When specifying options for the tokenizer (class BaseLinguisticsTokenizerFactory), use options in the TokenizerOption
enum class. When specifying options for a filter
(class BaseLinguisticsTokenFilterFactory
), use options in the AnalyzerOption
and FilterOption
enum classes.
Here is an example:
<fieldType class="solr.TextField" name="basis-french">
<analyzer type="index">
<tokenizer class="com.basistech.rosette.lucene.BaseLinguisticsTokenizerFactory" language="fra" rootDirectory="${bt_root}"/>
<filter class="com.basistech.rosette.lucene.BaseLinguisticsTokenFilterFactory" language="fra" rootDirectory="${bt_root}"/>
<filter class="solr.LowerCaseFilterFactory"/>
<filter class="org.apache.solr.analysis.RemoveDuplicatesTokenFilterFactory"/>
</analyzer>
<analyzer type="query">
<tokenizer class="com.basistech.rosette.lucene.BaseLinguisticsTokenizerFactory" language="fra" query="true" rootDirectory="${bt_root}"/>
<filter class="com.basistech.rosette.lucene.BaseLinguisticsTokenFilterFactory" language="fra" query="true" rootDirectory="${bt_root}"/>
<filter class="solr.LowerCaseFilterFactory"/>
<filter class="org.apache.solr.analysis.RemoveDuplicatesTokenFilterFactory"/>
</analyzer>
</fieldType>
Here is an example of specifying alternative tokenization options [96] in YAML:
<fieldType class="solr.TextField" name="basis-japanese">
<analyzer>
<tokenizer alternativeTokenization="true"
class="com.basistech.rosette.lucene.BaseLinguisticsTokenizerFactory"
language="jpn"
alternativeTokenizationOptions="{DecomposeCompounds: false}"
rootDirectory="${bt_root}"/>
<filter alternativeTokenization="true"
class="com.basistech.rosette.lucene.BaseLinguisticsTokenFilterFactory"
language="jpn"
rootDirectory="${bt_root}"/>
</analyzer>
</fieldType>
A.4.2. Using Options in Elasticsearch
For Elasticsearch, as with Solr, you do not directly use the option enum classes but rather specify their names in key-value pairs.
For tokenizer, use the options available in the enum class TokenizerOption.

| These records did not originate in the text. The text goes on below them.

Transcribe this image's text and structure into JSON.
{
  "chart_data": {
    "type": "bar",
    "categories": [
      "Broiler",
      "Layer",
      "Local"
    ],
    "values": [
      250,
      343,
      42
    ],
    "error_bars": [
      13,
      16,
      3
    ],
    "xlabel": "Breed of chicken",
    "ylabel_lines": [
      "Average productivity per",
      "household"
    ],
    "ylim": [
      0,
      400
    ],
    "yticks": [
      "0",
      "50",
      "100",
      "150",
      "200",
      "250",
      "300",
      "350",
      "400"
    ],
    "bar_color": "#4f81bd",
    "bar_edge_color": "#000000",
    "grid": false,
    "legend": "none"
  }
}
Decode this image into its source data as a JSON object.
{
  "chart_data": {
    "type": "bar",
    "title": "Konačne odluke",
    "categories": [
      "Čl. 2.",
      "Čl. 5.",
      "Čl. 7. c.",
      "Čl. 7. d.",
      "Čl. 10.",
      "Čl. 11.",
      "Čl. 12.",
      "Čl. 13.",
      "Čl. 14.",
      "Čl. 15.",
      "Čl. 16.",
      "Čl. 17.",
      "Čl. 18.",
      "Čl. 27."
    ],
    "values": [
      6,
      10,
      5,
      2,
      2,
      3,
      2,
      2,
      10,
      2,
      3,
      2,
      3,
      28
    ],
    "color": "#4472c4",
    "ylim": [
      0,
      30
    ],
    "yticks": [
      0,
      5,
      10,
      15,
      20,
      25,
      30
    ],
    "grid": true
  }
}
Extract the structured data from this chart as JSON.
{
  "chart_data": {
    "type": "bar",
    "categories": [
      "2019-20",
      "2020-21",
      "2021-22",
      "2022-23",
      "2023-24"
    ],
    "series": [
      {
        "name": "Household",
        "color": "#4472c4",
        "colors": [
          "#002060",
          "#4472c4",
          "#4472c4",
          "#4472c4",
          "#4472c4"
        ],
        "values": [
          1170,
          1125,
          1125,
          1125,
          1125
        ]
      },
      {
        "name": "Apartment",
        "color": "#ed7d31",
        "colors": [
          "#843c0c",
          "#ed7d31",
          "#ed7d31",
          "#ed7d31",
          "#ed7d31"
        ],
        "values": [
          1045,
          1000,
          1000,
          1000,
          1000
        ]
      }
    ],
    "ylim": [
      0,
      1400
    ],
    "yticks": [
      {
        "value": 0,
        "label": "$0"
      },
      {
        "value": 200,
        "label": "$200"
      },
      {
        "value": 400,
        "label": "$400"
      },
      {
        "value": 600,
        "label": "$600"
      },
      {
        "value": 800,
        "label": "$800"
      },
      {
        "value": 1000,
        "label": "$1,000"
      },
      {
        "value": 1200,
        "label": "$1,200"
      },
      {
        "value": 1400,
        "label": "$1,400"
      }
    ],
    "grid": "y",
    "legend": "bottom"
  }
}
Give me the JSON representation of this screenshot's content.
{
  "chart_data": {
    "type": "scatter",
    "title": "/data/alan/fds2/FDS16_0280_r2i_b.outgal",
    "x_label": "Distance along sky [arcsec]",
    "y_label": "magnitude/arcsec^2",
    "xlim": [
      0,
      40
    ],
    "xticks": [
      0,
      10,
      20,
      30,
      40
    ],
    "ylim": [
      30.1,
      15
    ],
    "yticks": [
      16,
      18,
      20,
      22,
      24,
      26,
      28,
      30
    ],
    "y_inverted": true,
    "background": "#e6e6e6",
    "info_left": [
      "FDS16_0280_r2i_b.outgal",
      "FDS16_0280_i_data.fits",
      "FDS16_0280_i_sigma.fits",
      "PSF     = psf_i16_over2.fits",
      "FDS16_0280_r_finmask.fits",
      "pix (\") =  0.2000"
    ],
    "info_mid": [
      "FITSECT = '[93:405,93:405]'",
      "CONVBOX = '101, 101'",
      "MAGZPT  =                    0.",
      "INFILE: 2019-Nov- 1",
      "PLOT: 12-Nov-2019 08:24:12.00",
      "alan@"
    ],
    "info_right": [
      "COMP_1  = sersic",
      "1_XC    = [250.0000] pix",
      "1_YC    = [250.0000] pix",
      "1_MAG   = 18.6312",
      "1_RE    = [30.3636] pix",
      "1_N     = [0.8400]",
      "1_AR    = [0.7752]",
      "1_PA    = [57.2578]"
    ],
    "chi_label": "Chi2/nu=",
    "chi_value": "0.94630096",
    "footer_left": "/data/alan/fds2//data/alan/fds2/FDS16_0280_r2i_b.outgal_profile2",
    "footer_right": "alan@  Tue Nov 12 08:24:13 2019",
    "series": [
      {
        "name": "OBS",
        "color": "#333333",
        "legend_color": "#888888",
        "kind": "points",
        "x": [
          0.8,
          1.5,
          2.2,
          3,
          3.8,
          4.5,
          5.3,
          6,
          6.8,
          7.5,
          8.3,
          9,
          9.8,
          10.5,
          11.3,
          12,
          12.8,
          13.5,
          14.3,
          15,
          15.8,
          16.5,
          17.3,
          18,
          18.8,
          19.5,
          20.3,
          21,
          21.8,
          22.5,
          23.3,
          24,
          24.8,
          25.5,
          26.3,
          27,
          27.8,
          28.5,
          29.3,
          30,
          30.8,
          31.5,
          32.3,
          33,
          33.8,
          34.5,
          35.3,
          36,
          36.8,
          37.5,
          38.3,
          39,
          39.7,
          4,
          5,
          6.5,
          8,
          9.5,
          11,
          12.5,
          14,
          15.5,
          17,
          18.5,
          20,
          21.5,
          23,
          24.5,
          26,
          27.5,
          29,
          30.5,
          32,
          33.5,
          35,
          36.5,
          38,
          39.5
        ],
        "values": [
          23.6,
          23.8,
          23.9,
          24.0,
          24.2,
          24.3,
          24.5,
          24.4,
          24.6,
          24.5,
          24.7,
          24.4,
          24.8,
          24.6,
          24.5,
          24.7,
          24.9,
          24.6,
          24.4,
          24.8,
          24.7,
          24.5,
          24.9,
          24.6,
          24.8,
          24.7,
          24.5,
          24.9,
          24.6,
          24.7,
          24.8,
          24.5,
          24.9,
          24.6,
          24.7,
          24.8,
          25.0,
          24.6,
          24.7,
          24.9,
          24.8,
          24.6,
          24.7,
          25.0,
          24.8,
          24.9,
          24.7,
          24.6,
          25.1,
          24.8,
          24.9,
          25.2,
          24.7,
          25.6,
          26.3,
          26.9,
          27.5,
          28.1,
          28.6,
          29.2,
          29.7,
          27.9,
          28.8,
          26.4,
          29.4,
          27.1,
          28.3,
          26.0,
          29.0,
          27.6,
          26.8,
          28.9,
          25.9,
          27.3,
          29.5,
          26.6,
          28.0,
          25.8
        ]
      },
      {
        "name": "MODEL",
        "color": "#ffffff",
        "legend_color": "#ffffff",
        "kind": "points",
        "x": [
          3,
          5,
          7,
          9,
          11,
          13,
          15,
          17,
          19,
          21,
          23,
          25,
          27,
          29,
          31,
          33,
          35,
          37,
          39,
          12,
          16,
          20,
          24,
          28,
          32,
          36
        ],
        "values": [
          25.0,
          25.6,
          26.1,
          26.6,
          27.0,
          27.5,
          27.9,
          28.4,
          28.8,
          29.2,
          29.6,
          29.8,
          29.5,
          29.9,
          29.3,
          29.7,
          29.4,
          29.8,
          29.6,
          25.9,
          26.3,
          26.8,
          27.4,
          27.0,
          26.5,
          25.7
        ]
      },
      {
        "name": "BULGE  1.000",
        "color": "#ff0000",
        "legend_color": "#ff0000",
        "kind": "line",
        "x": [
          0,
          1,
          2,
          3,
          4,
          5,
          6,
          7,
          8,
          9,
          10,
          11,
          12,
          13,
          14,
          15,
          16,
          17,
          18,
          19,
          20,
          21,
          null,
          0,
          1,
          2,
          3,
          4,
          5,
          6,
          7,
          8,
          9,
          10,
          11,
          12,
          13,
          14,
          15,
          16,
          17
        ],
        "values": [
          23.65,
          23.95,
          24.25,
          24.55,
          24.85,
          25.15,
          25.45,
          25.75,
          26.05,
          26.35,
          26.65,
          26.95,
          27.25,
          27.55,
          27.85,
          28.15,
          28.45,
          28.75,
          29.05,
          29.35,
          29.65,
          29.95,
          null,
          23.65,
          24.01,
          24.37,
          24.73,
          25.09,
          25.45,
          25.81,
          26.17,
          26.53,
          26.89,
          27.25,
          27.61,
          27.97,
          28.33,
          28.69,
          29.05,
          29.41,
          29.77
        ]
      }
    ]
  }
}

For the filter, use options in the AnalyzerOption
and FilterOption
classes.
Note. When using the RBL-JE within Elasticsearch, you must set the type
to rbl
when using an RBL-JE analyzer
, tokenizer
, or filter
.
Here is an example of using an English analyzer:
{
"settings":{
"analysis":{
"analyzer":{
"rbl":{
"type":"rbl",
"language":"eng"
}
}
}
}
}
Here is an example of specifying alternative tokenization options [96] in YAML:
{
"settings":{
"analysis":{
"analyzer":{
"rbl":{
"type":"custom",
"language":"jpn",
"tokenizer":"rbl_tok",
"filter":["rbl_filter"]
}
},
"tokenizer":{
"rbl_tok":{
"type":"rbl",
"language":"jpn",
"alternativeTokenization":"true",
"alternativeTokenizationOptions":"{DecomposeCompounds: false}"
}
},
"filter":{
"rbl_filter":{
"type":"rbl",
"language":"jpn",
"alternativeTokenization":"true"
}
}
}
}
}
A.4.3. Lucene options
Go to the section on Lucene [42] for examples of the API options.
A.4.4. Core API options
Go to the section on Core [19] for examples of the API options.